The problem with all this Haruhi weirdness is that if they do succeed in creating new universes, those universes themselves would most likely then spawn their own Haruhis and their own universes and so on. You would increase the number of universes exponentially. No telling what kind of cramp that might give the cosmos, if that makes any sense. The other, more disturbing thing about it is the fact that we ourselves might be the result of a universe spawned in that way. Just thinking about that possibility makes my head spin.

I'm so glad that there's another me looking after the real Haruhi in your time. I can't imagine what life would be like now had all that weirdness just exploded into the world without any restraints on it.

That kind of life isn't for me, but I can't imagine what life should be like. Naturally, the moment I start thinking this way, I see Yuki.

"Kyon?" she flatly asked.

"Yuki?" I answered.

I stood and went to her, and we greeted each other with a kiss. That seemed to confirm that it was her.

"Good afternoon," she said.

"Seems like such a long time," I said, thinking about everything that had happened, recently.

"Really?" she asked. "Seems like you left just yesterday."

"So," I asked her, "did you just arrive?"

"Arrive?" she asked.

"Yeah," I replied. "I just assumed you time-traveled like I just did."

Yuki then looked at me with that unreadable expression on her face. I think it's her way of showing confusion.

"Don't tell me you just waited the entire three hundred years," I said.

"I had a few things left to do," she explained with a familiar smirk.
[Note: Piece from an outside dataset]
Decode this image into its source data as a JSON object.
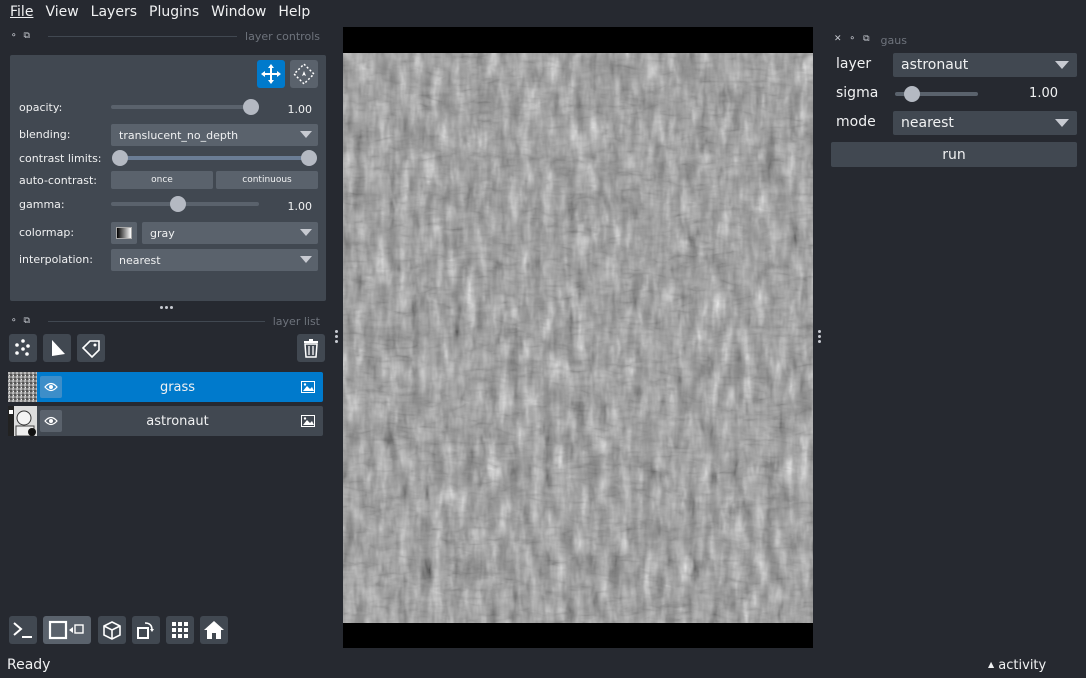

With that, she reminded me of how android-like she is while also bursting the illusion of her being an android. I know she isn't an android, but it's rare that she ever shows the world her true personality. At least, I really hope it is her true personality. I really don't want to go through life thinking that she is an android. Not that I would have a problem with her, even if she was.
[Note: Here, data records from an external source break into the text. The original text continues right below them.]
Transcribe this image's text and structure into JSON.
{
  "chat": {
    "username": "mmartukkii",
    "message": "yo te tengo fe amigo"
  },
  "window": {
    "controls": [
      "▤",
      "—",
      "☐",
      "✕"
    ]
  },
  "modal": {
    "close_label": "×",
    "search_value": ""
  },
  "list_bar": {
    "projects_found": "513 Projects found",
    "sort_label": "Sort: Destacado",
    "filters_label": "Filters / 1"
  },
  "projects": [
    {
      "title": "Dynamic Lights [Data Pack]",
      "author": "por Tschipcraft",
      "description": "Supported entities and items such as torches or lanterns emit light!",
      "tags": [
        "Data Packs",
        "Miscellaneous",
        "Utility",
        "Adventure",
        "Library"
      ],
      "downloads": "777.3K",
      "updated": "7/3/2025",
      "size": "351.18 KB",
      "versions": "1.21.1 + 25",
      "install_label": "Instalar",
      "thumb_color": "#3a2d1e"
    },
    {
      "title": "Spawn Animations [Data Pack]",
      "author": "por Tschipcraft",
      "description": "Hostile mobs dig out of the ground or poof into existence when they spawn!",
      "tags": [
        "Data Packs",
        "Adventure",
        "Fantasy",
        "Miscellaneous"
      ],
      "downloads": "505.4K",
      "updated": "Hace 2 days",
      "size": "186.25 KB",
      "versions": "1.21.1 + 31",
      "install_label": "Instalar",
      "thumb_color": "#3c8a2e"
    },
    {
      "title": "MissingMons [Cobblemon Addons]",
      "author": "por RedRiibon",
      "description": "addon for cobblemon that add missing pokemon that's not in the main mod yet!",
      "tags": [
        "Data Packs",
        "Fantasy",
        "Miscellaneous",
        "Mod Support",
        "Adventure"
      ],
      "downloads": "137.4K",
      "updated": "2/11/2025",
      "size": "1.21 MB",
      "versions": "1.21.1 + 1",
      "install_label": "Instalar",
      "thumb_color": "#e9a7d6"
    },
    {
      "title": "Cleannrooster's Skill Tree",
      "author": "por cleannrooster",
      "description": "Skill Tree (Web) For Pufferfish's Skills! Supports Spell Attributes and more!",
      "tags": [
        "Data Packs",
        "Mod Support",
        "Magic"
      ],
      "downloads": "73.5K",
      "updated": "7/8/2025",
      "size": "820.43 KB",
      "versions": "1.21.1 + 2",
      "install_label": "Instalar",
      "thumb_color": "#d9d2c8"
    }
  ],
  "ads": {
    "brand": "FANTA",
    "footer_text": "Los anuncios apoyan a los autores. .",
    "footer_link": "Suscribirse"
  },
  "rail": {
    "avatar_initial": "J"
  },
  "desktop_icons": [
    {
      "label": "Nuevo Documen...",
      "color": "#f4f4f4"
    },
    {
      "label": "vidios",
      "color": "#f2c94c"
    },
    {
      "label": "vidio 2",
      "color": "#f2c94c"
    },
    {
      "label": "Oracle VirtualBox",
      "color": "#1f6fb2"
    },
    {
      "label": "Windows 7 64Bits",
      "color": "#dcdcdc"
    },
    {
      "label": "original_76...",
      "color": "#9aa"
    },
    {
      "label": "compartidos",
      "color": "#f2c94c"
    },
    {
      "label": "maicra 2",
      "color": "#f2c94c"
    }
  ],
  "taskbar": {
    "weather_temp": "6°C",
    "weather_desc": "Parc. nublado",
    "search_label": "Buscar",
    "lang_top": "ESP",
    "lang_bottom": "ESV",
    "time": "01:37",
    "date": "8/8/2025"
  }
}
The thing about people is that we are all really just data interfaces for some higher-level function of some kind. I've never been too clear on what higher-level data amounts to, but really. Who cares? The important thing is that we are all basically the same.

Thinking this way started me to wonder about Yuki. Does she sometimes get jealous? I think so. Somehow, I doubt she would have stayed in this universe in the first place if she hadn't experienced something similar to that. She would never admit any of this, I know. Her personality would not permit it and if she was an android, she wouldn't see the relevance in explaining it.

And where did this personality come from? Is it the real Yuki or just a character that she puts on? I really don't know. Somehow, I doubt it makes any real difference, but maybe that's just the Yuki side of me talking. To me, this strength of will and unwavering (if sometimes strangely inconsistent) determination defines the ideal woman. I don't think it's just in my head, either. I think her data is building into a set that I might term emotion, myself.

As I started to notice that we had been walking for a while in silence, we slowly approached another water fountain. We stopped for a few minutes to take in the view.

Something about fountains makes me feel sentimental. I doubt I'm the only one, but I wonder if Yuki gets like that, too. What would I feel like if I had waited for her for so long? I know that it would pain me enough that I would expect her to make up for all that time, somehow. This was just typical Yuki, though. She always finds a way to make me feel even more indebted to her.

"So, what was it like being by yourself for three hundred years?" I asked.

She tonelessly replied, "I was starting to enjoy it before you showed up."